Since our last report out, we have entered an enormous pressure system. We moved as we entered it into serious clouds and squalls. Initial winds were 10-15 knots but shifted as we approached the system to 17-19. John and Norm decided a reef was important, so we threw in a first reef on the main. We decided to leave the genoa fully out. The boat began to race at close to eight knots as the genoa drove us, bow down, through some serious weather. From that moment on we have been hauling at a 25 degree tilt. As the winds picked up, the sea was confused, and water over the transom became normal. One wave, as Norm had just begun the :30 P.M. SSB call, found Norm at the helm table with about a half a gallon of fresh salt water, We have moved to now sailing with the hatch cover closed. Norm is also more sympathetic to Joel, who while sleeping the first day took one gallon into the salon couch (lee Bed).

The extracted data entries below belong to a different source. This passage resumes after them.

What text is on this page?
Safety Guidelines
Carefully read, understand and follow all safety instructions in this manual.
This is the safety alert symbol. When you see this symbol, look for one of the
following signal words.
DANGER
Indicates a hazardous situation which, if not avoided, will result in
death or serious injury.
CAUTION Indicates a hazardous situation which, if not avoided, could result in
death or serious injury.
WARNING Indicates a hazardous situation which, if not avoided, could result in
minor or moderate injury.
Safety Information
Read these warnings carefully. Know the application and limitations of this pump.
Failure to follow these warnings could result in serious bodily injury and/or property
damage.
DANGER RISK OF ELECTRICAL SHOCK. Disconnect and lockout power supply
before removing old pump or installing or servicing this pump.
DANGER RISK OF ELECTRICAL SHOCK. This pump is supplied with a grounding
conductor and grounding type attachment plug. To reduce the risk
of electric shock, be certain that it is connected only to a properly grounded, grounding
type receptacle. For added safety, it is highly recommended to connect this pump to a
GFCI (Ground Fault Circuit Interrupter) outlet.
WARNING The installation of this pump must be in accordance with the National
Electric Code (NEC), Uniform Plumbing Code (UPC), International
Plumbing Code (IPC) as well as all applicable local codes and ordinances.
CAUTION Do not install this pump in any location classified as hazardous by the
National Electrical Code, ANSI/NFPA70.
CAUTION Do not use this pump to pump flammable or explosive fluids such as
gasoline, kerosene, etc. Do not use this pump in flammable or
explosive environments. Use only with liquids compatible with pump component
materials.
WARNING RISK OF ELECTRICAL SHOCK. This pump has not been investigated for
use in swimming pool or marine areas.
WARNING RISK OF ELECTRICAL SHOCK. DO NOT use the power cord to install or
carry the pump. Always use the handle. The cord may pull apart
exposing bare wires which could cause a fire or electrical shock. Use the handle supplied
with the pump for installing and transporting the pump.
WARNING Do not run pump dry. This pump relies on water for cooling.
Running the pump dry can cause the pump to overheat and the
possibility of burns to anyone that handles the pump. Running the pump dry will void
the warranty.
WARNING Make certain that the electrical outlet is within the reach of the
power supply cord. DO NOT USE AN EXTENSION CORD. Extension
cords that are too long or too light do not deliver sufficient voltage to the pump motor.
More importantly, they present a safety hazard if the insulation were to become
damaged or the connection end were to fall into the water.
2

If you have read earlier entries to Comocean’s blog, you might remember a guest entry by John Hoffman (current crew member). These might be good reading now for Ed Roland and Bob Fields who will join Norm and me for the second leg to Cape Cod. The one most appropriate point he made about preparing for a trip on Comocean in the Caribbean 1500 was, “to stand in the shower, with one women’s 6 inch high heel on, and have your wife throw a bucket of cold water at you”.
Preparing dinner was a bit complex. While the team was willingly ready to go for a second round of turkey or baloney sandwiches, the skipper felt a heartier meal in order. However, it would be a nuclear event. We turned the engine on to get sufficient amps to use the inverter and microwave. Chicken Parmesan and String Beans were served. At that time it was DARK! We had heavy cloud cover and no moon working for us. It was the same feeling we had the first six hours of the 1500 every night.

With the size of the pressure system, a report from Brizo, an Oyster 55 about to enter Bermuda this morning, that they also have our 9-11 knot NNE winds right on our bow, and a little info last night from Seth, I believe we will make a landing early on the 9th… everyone could live with this given the no wind first three days.

We have done a little pick up around the boat this morning. Stowed trash picked up the food dropped last night, the coffee grounds just spilled, and the debris that went flying as we entered this tack. The Skipper has suggested a team shower on the fantail, which was met with lukewarm results. The skipper shall show leadership, however, and appear ready with towel and soap in the cockpit at noon. Joanne will confirm this is not a pretty sight. The skipper will not report out at a later date on whether there were any other takers. Comocean adheres to the famed what happens in Vegas adage.